Les projectiles pourront atteindre une précision extrême grâce à des nano-ordinateurs incorporés dans chaque munition. Les applications en santé et médecine militaire sont également nombreuses, comme par exemple les textiles photocatalytiques revêtus de nanoparticules à base de dioxyde de titane, permettant de développer des tenues auto-décontaminantes. Quant aux métasurfaces diélectriques, elles permettront de rendre invisible son porteur à certaines longueurs d’ondes. Le domaine des nanotechnologies, biologie, informatique et sciences cognitives (NBIC) intéressent également les stratèges de la Défense. La convergence naturelle entre informatique et sciences cognitives est d’ailleurs à l’origine de l’essor des technologies d’intelligence artificielle. De telles convergences sont évidemment génératrices de progrès mais imposent de relever des défis éthiques. Trop d’outils technologiques risquent en effet de vite saturer les capacités cognitives humaines. Traiter un système complexe (drones, robots et systèmes d’armes) peut faire basculer toute décision dans une logique de mathématisation trop poussée. Un danger tant la prise de risques et l’intuition sont des ingrédients à savoir manier, doser et parfois accepter en opérations. Car, finalement, seul le terrain commande qu’il soit terrestre, marin ou aérien. La complexité, la multiplicité et la versatilité des menaces imposent néanmoins aux armées et aux industries d’investir dès à présent dans les technologies de demain. Mais la surenchère technologique doit être évitée à tout prix de sorte que l’équilibre entre science, prospective, vision, anticipation, pragmatisme et réalités soit le plus optimum possible. Une certitude dans cet univers en mouvement constant : les innovations sont intimement liées à la guerre. Les nouvelles technologies ne devraient nullement faire mentir cet adage.

Étienne Turpin
d’après « Innovation technologique de défense : rupture et convergences », d’Emmanuel Chiva. Défense & Industrie n°7, juin 2016.
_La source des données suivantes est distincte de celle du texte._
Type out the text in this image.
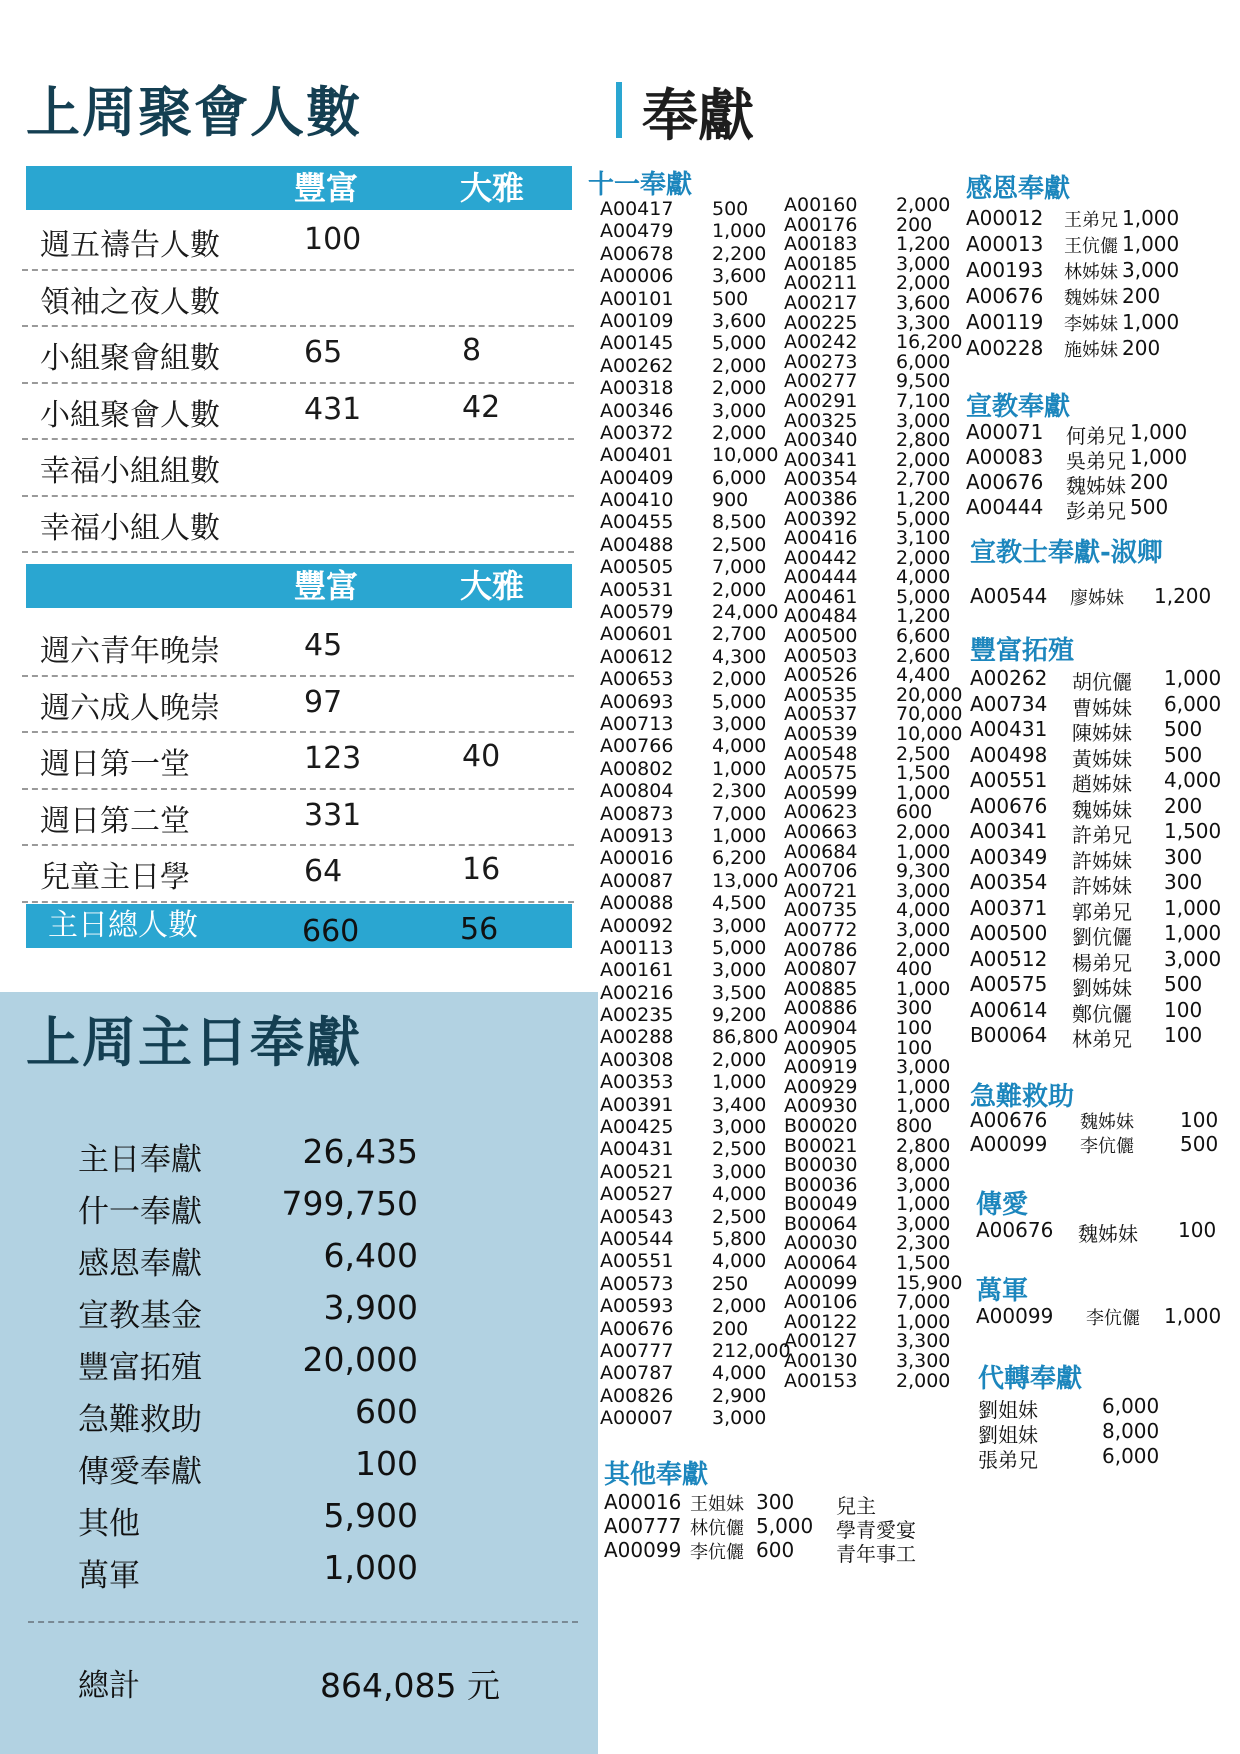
上周聚會人數
豐富	大雅
週五禱告人數	100
領袖之夜人數
小組聚會組數	65	8
小組聚會人數	431	42
幸福小組組數
幸福小組人數
豐富	大雅
週六青年晚崇	45
週六成人晚崇	97
週日第一堂	123	40
週日第二堂	331
兒童主日學	64	16
主日總人數	660	56
上周主日奉獻
主日奉獻	26,435
什一奉獻 799,750
感恩奉獻	6,400
宣教基金	3,900
豐富拓殖	20,000
急難救助	600
傳愛奉獻	100
其他	5,900
萬軍	1,000
總計	864,085 元
奉獻
十一奉獻
A00417 500
A00479 1,000
A00678 2,200
A00006 3,600
A00101 500
A00109 3,600
A00145 5,000
A00262 2,000
A00318 2,000
A00346 3,000
A00372 2,000
A00401 10,000
A00409 6,000
A00410 900
A00455 8,500
A00488 2,500
A00505 7,000
A00531 2,000
A00579 24,000
A00601 2,700
A00612 4,300
A00653 2,000
A00693 5,000
A00713 3,000
A00766 4,000
A00802 1,000
A00804 2,300
A00873 7,000
A00913 1,000
A00016 6,200
A00087 13,000
A00088 4,500
A00092 3,000
A00113 5,000
A00161 3,000
A00216 3,500
A00235 9,200
A00288 86,800
A00308 2,000
A00353 1,000
A00391 3,400
A00425 3,000
A00431 2,500
A00521 3,000
A00527 4,000
A00543 2,500
A00544 5,800
A00551 4,000
A00573 250
A00593 2,000
A00676 200
A00777 212,000
A00787 4,000
A00826 2,900
A00007 3,000
A00160 2,000
A00176 200
A00183 1,200
A00185 3,000
A00211 2,000
A00217 3,600
A00225 3,300
A00242 16,200
A00273 6,000
A00277 9,500
A00291 7,100
A00325 3,000
A00340 2,800
A00341 2,000
A00354 2,700
A00386 1,200
A00392 5,000
A00416 3,100
A00442 2,000
A00444 4,000
A00461 5,000
A00484 1,200
A00500 6,600
A00503 2,600
A00526 4,400
A00535 20,000
A00537 70,000
A00539 10,000
A00548 2,500
A00575 1,500
A00599 1,000
A00623 600
A00663 2,000
A00684 1,000
A00706 9,300
A00721 3,000
A00735 4,000
A00772 3,000
A00786 2,000
A00807 400
A00885 1,000
A00886 300
A00904 100
A00905 100
A00919 3,000
A00929 1,000
A00930 1,000
B00020 800
B00021 2,800
B00030 8,000
B00036 3,000
B00049 1,000
B00064 3,000
A00030 2,300
A00064 1,500
A00099 15,900
A00106 7,000
A00122 1,000
A00127 3,300
A00130 3,300
A00153 2,000
其他奉獻
A00016 王姐妹 300 兒主
A00777 林伉儷 5,000 學青愛宴
A00099 李伉儷 600 青年事工
感恩奉獻
A00012 王弟兄 1,000
A00013 王伉儷 1,000
A00193 林姊妹 3,000
A00676 魏姊妹 200
A00119 李姊妹 1,000
A00228 施姊妹 200
宣教奉獻
A00071 何弟兄 1,000
A00083 吳弟兄 1,000
A00676 魏姊妹 200
A00444 彭弟兄 500
宣教士奉獻-淑卿
A00544 廖姊妹 1,200
豐富拓殖
A00262 胡伉儷 1,000
A00734 曹姊妹 6,000
A00431 陳姊妹 500
A00498 黃姊妹 500
A00551 趙姊妹 4,000
A00676 魏姊妹 200
A00341 許弟兄 1,500
A00349 許姊妹 300
A00354 許姊妹 300
A00371 郭弟兄 1,000
A00500 劉伉儷 1,000
A00512 楊弟兄 3,000
A00575 劉姊妹 500
A00614 鄭伉儷 100
B00064 林弟兄 100
急難救助
A00676 魏姊妹 100
A00099 李伉儷 500
傳愛
A00676 魏姊妹 100
萬軍
A00099 李伉儷 1,000
代轉奉獻
劉姐妹	6,000
劉姐妹	8,000
張弟兄	6,000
(1) Désigne le « civil » par opposition au « militaire ». Chronique à lire sur www.colsbleus.fr/articles/1350
(2) Joint Focus Experimentation 3 (JFX3) est un projet britannique de recherche et de développement concernant les sciences et technologies navales, dont plus spécifiquement l’usage de la réalité augmentée au profit de l’entraînement des forces et dans les opérations de demain.
(3) L’USS Michael Mansoor, deuxième de la série Zumwalt, a été baptisé le 18 juin 2016 tandis que la construction de la troisième unité de ce type (l’USS Lyndon B. Johnson) a débuté en avril 2012.
(4) La Marine russe a annoncé en avril 2015 la construction d’une nouvelle génération de destroyers anti-missiles lourds dotés d’une propulsion nucléaire en remplacement des croiseurs de classe Kirov. La tête de série de ces destroyers dernière génération devrait être mise sur cale en 2017 à Saint-Pétersbourg avant une entrée en service espérée entre 2023 et 2025.